We see these themes constantly appearing in Falling Skies. Tom Mason’s primary desire is to find his son, Ben. However, being the second in command for the 2nd Massachusetts, and having Captain Weaver limit his choices tempers that desire. While him his fellow fighters gather around him, and desire to help him find Ben. It also allows for a community to provide a voice into his goals, and make the best possible choices. In the end, Mason’s goals couldn’t have been reached without the 2nd Massachusetts.
Meanwhile, we have the individual John Pope. A bit of a loner, he is an Ex-convict, and a loner. He had gathered himself a gang in the earlier months of the invasion, and was then captured by Mason and the 2nd Massachusetts. But his independent nature has turned his desires towards self-fulfillment.

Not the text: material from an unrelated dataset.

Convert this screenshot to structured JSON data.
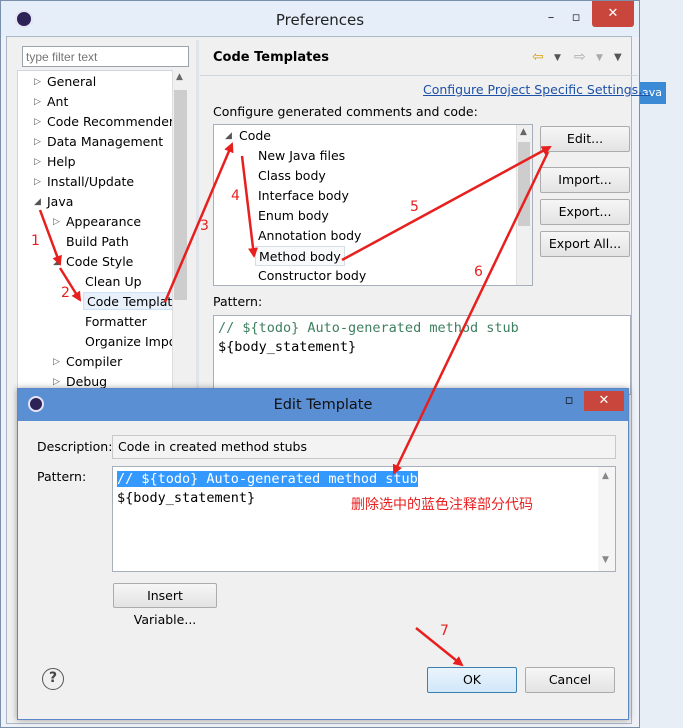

Pope normally finds that through the slaughter of Skitters, oddly enough. That makes him a threat. he relies on no one else, which keeps him in a dangerous position. The same can be said about Captain Weaver, whose personal desires and drug use have put him in a dangerous leadership position, that makes him sporadic and uncontrollable. He seems to act independent of other’s opinions,and not relying on others for consolation or advice. His unwillingness to listen to the reason of Tom Mason also hurts his relationship with the whole of the 2nd Massachusetts. Even though these two men are contrasted in their desires and positions, they are hindered by the same problem, a lack of community
The contrasting character types of Mason and Pope/Weaver act as the base for how humanity can act. Humanity has always been designed with the need for community. If a person neglects this need, they will likely become lonely, narcissistic and random. Eventually, they will be hard to rely on. However, if one consistently returns to a community, whether it be small or big, they will find far more meaning from what they do. Canadian Philosopher Rene Vaulier once said that “To work for Community is to work for Humanity”. This communal aspect is one of the key to the survival of humanity. If we live without others, we are nothing, but if we live with others, we will find strength, and purpose for one’s life.